As this was written, no one knew how the jury would decide the Trayvon Martin case. And no matter what the jury decided, the verdict will surely arouse strong emotions and debates about race, violence and American society.
In 1856, a South Carolinian sparked our own “Trayvon Martin case” that inflamed passions, ramped up already overheated rhetoric and some say polarized society such that the Civil War became inevitable.
Now, the Trayvon Martin case is unlikely to spark another Civil War, but the two incidents are both instructive about how single events can quickly become personalized and explode into a national cause that leads to unforeseen consequences.
First the two cases. Unless you have been living in a cave for the past few months, you probably already heard far more about the Martin case than you really want to know. It’s been a constant topic in the news for months and media pundits on all sides have had their say.
This is not the place to go into all the details, suffice to say most think “it’s all about race” as polls show that, overall, whites think that Martin was the aggressor and most African Americans think he was the victim.
The historic case of Preston Brooks and Thomas Sumner is more distant but no less dominant in the news of the day -- and it too was “all about race” -- and the issues of slavery. In 1856, the country was deeply divided over slavery and the questions of secession and a possible civil war was looming, but the war issue was still in the balance and some historians argue it could have gone either way.
In May of 1856, U.S. Senator Thomas Sumner of Massachusetts, one of the nation’s most vocal and virulent opponents of slavery, took the Senate floor and delivered a fiery speech attacking slavery in general and S.C.’s Senator Andrew Butler in specific. Butler’s nephew, Congressman Preston Brooks of Edgefield, then proceeded to go to the Senate Chamber and savagely beat Sumner with a cane -- striking him more than 30 times and sending Sumner into unconsciousness such that he essentially did not return to the Senate for almost two years.
The incident instantly polarized the country. Brooks’ hometown newspaper The Edgefield Advertiser said “Hit him again,” which quickly became the rallying cry of Brooks’ supporters across the South. Sumner’s supporters used word like “barbaric and blood thirsty” and worse. Ralph Waldo Emerson, a friend of Sumner said the attack had “torn the mask off the faces of traitors, and at last the spirit of the North is aroused.”

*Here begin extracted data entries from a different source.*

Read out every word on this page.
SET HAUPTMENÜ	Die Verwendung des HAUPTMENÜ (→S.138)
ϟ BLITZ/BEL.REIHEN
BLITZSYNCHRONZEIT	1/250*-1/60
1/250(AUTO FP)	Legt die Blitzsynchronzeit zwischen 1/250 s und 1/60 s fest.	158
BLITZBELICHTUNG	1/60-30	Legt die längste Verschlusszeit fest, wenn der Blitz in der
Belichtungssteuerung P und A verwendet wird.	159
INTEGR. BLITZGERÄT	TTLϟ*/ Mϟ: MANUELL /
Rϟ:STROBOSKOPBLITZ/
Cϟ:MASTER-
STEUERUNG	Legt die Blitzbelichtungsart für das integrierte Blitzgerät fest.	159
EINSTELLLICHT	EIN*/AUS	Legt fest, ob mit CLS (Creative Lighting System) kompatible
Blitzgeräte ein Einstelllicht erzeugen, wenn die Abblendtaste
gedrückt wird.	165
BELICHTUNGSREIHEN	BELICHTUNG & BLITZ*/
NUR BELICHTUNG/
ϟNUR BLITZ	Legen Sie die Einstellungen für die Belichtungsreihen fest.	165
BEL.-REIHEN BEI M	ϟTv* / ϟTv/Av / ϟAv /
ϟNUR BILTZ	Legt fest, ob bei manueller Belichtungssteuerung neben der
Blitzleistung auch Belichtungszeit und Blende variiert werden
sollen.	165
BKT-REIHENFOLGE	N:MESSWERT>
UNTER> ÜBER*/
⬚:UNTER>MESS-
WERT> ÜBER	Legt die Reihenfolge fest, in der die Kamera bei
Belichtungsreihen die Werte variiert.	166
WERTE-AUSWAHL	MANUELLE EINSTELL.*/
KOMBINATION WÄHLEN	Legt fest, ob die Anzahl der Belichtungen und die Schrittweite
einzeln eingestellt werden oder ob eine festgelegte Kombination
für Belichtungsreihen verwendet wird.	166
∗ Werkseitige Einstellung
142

So is Trayvon Martin a modern day Thomas Sumner and is George Zimmerman the new Preston Brooks? It’s not that simple; but it is instructive.
Both incidents show the power of the media to take one single event and transform it into a national obsession. The talking heads of the media take over and stories quickly become reduced to a few simple “facts” that re-enforce existing opinions and cast the incidents starkly as “Us vs. Them.”
In 1856, the unintended consequences of “The Caning” as it became known, were inflamed passions such that it help fuel the rise of a new anti-slavery political party -- the Republican Party. Ironically, the new party’s candidate for president in 1856 was John C. Fremont, who had grown up in South Carolina and was expelled from the College of Charleston.
So, is the Trayvon Martin case just history repeating itself in some way? Only time will tell what happens.
But, regardless of what the Martin trial jury decided -- let’s all step back, take a deep breath and think about things before we react. Let’s not let things get out of hand.
We all may have more at stake than first appears.
(Phil Noble is a businessman in Charleston and president of the SC New Democrats, an independent reform group founded by former Gov. Richard Riley. His column is provided by the S.C. News Exchange.)